Ku80 as a novel receptor for thymosin β4 that mediates its intracellular activity different from G-actin sequestering

Our data demonstrate that increased intracellular expression of thymosin beta 4 (T beta 4) is necessary and sufficient to induce plasminogen activator inhibitor type 1 (PAI-1) gene expression in endothelial cells. To describe the mechanism of this effect, we produced T beta 4 mutants with impaired functional motifs and tested their intracellular location and activity. Cytoplasmic distributions of T beta 4((AcSDKPT/4A)), T beta 4((KLKKTET/7A)), and T beta 4((K16A)) mutants fused with green fluorescent protein did not differ significantly from those of wild-type T beta 4. Overexpression of T beta 4, T beta 4((AcSDKPT/4A)), and T beta 4((K16A)) affected intracellular formation of actin filaments.

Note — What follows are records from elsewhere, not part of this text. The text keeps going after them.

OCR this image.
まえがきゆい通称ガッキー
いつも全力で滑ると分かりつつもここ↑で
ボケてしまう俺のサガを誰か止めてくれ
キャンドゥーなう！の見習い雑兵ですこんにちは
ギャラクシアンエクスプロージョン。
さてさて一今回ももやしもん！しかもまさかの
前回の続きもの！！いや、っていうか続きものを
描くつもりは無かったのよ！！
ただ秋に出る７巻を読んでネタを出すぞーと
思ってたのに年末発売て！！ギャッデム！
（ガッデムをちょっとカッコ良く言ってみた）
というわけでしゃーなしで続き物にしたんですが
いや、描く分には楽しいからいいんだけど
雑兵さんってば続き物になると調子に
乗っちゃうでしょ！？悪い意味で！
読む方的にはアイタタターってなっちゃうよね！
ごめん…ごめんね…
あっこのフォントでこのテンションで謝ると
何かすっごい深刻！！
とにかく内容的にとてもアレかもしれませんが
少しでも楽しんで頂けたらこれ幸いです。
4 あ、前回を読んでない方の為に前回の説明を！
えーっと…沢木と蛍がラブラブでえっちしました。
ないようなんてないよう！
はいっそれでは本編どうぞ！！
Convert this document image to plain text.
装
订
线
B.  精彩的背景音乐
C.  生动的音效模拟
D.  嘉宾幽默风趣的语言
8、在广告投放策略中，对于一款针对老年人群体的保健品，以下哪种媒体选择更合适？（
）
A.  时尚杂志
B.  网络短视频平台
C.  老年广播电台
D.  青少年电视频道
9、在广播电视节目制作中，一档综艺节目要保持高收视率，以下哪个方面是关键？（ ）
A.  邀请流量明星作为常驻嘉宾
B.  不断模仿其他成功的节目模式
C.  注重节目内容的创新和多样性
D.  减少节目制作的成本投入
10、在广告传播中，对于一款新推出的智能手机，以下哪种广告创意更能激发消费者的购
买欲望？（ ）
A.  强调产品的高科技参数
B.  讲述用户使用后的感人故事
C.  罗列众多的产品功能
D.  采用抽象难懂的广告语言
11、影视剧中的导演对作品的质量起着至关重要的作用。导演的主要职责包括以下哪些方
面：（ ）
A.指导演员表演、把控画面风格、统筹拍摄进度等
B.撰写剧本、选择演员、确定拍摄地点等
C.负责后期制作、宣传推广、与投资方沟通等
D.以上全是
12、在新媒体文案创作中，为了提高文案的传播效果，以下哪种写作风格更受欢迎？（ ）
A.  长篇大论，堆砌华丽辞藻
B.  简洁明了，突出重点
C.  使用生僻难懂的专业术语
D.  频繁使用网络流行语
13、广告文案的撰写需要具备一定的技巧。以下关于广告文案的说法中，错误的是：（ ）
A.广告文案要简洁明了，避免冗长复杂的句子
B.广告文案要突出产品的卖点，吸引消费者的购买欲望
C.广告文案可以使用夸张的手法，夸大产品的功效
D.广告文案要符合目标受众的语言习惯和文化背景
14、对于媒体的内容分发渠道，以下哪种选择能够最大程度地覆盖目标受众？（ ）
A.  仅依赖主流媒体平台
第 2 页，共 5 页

As expected, T beta 4((K16A)) uptake by nuclei was impaired. On the other hand, overexpression of T beta 4((KLKKTET/7A)) resulted in developing the actin filament network typical of adhering cells, indicating that the mutant lacked the actin binding site. The mechanism by which intracellular T beta 4 induced the PAI-1 gene did not depend upon the N-terminal tetrapeptide AcSDKP and depended only partially on its ability to bind G-actin or enter the nucleus. Both T beta 4 and T beta 4((AcSDKPT/4A)) induced the PAI-1 gene to the same extent, whereas mutants T beta 4((KLKKTET/7A)) and T beta 4((K16A)) retained about 60% of the original activity. By proteomic analysis, the Ku80 subunit of ATP-dependent DNA helicase II was found to be associated with T beta 4. Ku80 and T beta 4 consistently co-immunoprecipitated in a complex from endothelial cells. Co-transfection of endothelial cells with the Ku80 deletion mutants and T beta 4 showed that the C-terminal arm domain of Ku80 is directly involved in this interaction. Furthermore, down-regulation of Ku80 by specific short interference RNA resulted in dramatic reduction in PAI-1 expression at the level of both mRNA and protein synthesis. These data suggest that Ku80 functions as a novel receptor for T beta 4 and mediates its intracellular activity.